The bottom line is that in today's world, doctors no longer work for themselves. All of them work for the corporations and these corporations are intent on the dollars in your pocket and not on the quality of the medical care they provide. I fear that if you truly look at the rising cost of health care, nine out of every ten dollars of the cost is either fraudulent charges or massively inflated over charges. Think about it, a doctor visit today varies from one hundred to two hundred dollars, most paid by insurance but still paid. This visit consists of your showing up on, or before, time for your appointment at the doctor's office. Almost always you have to wait from one to three hours past the time of the apartment to actually see the doctor. The actual medical visit will be approximately one minute of paperwork, followed by less than two minutes with a nurse. Next, after another wait maybe of between ten minutes to an hour, you see a doctor for about one minute. Then the one minute of paperwork required for you to pay for the doctors services. I don't know about you but one of my doctors treats about a one hundred patients a day plus hospital visits in addition to this. Last time I checked my math that comes out to a total of Twenty thousand dollars a day for less than three and one-half hours of actual work. Please note that this does not include the patient charges at the hospital. It's no wonder that I have literally seen doctors offices have Brinks trucks pull up to transport the deposit. Who else do you know that makes over six thousand dollars per hour.
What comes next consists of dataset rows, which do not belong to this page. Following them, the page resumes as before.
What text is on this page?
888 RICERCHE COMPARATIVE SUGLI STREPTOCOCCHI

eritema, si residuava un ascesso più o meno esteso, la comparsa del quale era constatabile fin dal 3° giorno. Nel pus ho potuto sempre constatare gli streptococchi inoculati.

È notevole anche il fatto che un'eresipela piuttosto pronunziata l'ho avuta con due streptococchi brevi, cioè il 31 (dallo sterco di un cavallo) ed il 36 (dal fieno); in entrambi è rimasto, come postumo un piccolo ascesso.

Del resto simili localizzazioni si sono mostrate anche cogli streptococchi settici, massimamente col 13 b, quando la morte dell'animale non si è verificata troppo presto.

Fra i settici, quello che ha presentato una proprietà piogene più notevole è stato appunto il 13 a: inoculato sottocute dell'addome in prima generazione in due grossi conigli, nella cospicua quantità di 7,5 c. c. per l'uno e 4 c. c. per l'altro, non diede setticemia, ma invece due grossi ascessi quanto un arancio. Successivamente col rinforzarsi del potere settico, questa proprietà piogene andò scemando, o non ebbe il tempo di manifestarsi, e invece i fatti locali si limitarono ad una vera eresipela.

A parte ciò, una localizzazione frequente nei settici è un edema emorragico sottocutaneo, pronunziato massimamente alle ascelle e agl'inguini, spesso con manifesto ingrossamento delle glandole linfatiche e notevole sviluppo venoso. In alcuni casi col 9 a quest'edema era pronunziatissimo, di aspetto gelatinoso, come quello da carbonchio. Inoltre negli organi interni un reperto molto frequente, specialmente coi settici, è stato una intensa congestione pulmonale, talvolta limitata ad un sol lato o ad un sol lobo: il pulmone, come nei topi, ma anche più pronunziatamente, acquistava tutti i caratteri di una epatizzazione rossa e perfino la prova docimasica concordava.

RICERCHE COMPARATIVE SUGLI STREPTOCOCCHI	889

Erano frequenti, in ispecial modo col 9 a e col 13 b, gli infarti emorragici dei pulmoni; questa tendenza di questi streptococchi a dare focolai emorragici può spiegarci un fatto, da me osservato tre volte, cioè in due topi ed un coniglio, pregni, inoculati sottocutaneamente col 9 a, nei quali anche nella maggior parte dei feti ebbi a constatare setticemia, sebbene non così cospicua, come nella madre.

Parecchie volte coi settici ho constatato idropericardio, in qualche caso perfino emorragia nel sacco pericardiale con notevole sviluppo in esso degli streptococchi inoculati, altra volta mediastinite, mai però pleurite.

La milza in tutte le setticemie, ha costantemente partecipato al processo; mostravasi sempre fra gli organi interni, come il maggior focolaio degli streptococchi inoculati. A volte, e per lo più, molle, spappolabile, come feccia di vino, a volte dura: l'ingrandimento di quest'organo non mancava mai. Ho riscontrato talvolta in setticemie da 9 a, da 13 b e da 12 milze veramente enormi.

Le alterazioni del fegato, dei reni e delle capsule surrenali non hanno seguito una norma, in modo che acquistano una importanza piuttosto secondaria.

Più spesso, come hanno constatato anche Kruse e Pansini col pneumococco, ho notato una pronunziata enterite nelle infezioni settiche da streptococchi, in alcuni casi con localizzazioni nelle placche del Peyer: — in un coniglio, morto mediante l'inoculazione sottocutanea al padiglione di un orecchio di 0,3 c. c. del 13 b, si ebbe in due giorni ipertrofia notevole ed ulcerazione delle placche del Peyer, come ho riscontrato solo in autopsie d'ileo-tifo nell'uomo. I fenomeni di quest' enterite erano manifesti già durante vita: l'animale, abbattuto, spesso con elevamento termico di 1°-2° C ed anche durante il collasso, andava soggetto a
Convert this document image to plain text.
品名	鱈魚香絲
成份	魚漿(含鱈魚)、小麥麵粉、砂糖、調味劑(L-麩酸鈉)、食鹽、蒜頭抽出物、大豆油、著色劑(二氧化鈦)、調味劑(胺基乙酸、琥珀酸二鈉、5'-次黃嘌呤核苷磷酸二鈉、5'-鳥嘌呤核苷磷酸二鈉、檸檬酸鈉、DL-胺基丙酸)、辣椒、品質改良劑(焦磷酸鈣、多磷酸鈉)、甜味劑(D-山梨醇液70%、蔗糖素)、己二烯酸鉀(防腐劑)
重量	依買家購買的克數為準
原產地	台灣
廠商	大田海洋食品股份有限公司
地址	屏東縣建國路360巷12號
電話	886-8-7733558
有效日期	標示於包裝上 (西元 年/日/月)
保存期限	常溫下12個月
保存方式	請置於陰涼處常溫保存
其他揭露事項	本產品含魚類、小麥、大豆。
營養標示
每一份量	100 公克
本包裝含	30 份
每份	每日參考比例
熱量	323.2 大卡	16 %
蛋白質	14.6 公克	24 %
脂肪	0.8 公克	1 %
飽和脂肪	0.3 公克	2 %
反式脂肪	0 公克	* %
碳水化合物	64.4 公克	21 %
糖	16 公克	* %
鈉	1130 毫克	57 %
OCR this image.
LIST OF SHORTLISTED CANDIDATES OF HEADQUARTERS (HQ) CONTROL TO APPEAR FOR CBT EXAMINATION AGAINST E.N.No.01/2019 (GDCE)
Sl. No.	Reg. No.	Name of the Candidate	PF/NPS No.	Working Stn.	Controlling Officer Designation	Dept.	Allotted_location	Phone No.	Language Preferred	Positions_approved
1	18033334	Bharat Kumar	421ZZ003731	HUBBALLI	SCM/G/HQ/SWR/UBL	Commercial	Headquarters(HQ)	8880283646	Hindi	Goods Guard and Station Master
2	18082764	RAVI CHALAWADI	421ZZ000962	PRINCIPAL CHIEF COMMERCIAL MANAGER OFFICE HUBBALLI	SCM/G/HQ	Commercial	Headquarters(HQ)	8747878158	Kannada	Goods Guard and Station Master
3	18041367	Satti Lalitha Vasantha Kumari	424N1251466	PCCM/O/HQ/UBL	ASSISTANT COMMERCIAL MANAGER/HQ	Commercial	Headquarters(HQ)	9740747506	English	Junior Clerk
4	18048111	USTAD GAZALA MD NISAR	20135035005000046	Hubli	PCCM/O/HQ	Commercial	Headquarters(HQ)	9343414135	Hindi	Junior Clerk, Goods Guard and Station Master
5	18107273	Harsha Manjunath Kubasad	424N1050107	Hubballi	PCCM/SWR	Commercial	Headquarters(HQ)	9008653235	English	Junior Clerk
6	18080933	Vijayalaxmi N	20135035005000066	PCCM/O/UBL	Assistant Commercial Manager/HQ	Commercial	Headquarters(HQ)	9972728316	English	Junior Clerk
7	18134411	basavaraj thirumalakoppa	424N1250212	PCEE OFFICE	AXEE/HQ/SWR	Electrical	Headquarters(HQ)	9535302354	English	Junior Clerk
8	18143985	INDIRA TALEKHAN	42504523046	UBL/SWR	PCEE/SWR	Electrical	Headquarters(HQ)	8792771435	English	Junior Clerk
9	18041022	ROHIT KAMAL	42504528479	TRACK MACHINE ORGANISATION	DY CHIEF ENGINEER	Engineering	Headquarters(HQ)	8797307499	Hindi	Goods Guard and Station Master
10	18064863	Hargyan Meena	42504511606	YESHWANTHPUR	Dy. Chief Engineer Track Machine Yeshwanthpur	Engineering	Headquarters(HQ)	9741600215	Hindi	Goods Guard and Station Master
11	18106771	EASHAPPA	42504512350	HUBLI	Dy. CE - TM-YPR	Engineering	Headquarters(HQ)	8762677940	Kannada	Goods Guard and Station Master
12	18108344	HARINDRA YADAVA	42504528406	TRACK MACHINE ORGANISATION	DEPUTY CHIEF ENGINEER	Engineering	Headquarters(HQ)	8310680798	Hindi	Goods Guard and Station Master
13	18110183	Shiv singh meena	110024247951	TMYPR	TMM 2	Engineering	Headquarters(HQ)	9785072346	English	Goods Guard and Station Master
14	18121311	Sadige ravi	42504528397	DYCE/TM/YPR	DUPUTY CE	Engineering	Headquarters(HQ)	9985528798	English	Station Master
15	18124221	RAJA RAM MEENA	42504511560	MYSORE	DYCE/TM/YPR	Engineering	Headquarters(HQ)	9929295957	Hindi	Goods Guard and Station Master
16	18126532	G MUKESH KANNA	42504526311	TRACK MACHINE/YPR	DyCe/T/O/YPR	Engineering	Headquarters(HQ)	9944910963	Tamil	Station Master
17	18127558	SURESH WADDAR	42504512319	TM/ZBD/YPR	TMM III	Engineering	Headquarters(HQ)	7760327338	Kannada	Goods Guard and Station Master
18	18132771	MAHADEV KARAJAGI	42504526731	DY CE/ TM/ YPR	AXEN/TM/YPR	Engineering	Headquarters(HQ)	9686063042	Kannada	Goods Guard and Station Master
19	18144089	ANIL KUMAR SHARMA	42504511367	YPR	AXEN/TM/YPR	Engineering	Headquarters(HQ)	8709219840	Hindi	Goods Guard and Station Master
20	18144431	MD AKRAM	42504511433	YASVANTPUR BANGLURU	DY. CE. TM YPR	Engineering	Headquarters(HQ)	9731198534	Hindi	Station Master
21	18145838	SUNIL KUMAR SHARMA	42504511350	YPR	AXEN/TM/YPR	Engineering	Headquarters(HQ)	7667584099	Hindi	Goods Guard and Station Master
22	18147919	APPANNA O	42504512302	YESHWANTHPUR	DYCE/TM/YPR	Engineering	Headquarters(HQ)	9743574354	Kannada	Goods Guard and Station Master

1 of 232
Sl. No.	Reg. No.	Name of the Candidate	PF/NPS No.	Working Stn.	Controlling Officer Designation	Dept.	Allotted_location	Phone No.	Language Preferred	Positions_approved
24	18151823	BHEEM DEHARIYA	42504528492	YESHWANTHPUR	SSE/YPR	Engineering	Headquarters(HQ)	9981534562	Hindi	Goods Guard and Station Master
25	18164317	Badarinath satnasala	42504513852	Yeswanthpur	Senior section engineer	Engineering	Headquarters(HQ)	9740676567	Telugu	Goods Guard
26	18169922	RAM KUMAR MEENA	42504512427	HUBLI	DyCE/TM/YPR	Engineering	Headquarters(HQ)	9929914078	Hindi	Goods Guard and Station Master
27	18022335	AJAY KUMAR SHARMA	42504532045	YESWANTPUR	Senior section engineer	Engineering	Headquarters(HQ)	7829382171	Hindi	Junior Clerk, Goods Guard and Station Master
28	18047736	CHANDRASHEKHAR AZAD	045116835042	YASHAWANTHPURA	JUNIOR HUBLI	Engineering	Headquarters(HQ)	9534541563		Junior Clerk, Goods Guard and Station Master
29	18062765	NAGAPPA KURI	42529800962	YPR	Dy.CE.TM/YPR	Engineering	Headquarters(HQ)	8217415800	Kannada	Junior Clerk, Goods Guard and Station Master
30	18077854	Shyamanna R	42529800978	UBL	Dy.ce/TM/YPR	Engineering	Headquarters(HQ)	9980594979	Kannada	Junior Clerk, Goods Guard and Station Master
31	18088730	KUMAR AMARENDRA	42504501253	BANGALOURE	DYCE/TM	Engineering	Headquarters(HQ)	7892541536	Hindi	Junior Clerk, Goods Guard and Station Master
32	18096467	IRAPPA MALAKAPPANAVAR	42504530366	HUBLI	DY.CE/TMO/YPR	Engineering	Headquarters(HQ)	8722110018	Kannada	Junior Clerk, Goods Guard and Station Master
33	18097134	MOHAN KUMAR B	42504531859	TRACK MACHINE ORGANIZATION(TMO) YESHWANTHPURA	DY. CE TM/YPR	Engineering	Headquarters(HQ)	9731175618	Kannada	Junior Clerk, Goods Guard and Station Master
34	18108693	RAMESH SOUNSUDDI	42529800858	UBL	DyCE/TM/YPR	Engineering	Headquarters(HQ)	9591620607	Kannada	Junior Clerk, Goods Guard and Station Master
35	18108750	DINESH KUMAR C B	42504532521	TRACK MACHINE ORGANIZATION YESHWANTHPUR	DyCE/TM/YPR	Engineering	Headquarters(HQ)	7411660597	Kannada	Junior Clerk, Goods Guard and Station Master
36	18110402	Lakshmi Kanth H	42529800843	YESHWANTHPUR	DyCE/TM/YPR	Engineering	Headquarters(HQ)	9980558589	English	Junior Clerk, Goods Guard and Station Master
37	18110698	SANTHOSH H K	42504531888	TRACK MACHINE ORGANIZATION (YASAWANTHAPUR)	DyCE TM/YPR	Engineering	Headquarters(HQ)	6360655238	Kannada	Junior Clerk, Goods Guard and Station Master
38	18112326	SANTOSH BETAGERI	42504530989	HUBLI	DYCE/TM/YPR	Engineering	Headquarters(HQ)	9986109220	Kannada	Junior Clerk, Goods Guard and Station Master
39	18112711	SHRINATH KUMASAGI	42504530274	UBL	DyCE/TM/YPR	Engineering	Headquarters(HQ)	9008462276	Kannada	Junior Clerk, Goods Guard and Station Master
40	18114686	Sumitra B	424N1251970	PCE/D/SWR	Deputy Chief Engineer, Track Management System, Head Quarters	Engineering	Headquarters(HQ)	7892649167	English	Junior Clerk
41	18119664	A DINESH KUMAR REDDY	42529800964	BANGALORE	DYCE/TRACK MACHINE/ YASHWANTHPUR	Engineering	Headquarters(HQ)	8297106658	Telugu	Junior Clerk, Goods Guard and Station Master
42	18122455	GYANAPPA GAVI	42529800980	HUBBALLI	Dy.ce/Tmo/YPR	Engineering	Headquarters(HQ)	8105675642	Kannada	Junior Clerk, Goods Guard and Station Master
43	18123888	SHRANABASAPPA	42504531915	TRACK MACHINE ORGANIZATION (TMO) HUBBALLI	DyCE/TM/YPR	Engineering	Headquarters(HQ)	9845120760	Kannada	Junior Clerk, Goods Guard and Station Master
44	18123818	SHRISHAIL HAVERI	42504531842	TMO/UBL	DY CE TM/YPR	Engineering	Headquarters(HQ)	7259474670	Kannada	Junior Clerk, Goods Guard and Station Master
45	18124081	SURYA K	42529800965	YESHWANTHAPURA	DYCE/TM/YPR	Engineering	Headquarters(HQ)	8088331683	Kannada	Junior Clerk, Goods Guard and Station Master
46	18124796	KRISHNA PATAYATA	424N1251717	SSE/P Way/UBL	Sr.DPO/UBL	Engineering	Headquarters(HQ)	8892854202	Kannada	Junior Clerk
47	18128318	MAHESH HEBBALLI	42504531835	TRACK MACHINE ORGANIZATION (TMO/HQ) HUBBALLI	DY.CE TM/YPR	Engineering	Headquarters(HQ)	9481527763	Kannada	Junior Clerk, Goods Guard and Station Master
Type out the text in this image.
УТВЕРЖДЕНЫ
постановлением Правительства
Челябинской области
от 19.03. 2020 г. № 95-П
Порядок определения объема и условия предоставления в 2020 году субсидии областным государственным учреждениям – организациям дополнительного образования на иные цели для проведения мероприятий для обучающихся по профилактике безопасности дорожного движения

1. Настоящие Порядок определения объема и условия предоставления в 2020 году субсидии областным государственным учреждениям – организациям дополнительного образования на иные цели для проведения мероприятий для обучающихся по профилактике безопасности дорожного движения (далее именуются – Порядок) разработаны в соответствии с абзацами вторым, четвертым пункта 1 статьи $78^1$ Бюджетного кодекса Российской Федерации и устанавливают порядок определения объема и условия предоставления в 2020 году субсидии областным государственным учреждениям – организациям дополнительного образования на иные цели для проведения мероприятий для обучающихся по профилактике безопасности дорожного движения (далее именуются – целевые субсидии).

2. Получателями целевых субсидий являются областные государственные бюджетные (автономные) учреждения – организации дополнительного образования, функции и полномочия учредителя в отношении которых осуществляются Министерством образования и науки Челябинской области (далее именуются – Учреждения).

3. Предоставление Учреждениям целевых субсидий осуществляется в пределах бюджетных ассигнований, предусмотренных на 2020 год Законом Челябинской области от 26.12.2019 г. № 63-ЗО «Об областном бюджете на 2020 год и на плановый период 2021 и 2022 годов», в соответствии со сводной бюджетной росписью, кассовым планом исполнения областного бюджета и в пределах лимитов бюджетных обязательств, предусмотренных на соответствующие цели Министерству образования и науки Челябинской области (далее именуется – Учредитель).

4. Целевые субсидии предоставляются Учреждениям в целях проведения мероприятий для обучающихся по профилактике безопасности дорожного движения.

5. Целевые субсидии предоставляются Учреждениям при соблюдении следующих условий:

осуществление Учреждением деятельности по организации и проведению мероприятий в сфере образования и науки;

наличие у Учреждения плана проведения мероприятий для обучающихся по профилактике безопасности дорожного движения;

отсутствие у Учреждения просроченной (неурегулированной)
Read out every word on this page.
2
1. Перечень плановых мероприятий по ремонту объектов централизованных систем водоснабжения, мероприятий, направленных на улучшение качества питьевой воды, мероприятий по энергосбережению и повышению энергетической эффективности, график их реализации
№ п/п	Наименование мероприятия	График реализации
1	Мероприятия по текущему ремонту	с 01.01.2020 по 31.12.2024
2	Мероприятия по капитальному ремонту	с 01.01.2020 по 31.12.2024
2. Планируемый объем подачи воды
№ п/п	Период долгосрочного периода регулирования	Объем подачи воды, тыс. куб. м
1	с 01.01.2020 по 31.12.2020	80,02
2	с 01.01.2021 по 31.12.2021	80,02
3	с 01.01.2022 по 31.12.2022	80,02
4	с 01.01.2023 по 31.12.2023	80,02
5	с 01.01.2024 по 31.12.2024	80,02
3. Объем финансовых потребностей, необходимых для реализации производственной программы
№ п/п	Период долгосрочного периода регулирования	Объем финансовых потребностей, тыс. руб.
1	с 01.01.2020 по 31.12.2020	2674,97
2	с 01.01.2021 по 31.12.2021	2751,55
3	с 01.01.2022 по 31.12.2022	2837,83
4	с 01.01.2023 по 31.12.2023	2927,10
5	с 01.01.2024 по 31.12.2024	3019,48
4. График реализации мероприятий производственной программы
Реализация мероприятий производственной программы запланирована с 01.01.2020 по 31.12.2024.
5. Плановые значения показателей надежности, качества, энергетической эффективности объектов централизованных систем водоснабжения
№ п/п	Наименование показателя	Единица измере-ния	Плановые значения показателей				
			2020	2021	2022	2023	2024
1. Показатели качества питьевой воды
Perhaps I should point out one more small point. Almost none of the doctors in town actually gets that kind of pay day. All of them work for the corporation which owns the hospital. As employees of the corporation, they receive a salary, a rather good one and receive benefits such as medical and malpractice insurance paid for by the corporation. It is the corporation which is making the six thousand dollars per hour, per doctor. I wonder what it really costs them?
OH well, where else could I have had a hotel room which cost nine thousand dollars a day, other than the local hospital. At that price, I could almost afford the Imperial Suite at the Hotel Ritz in Paris.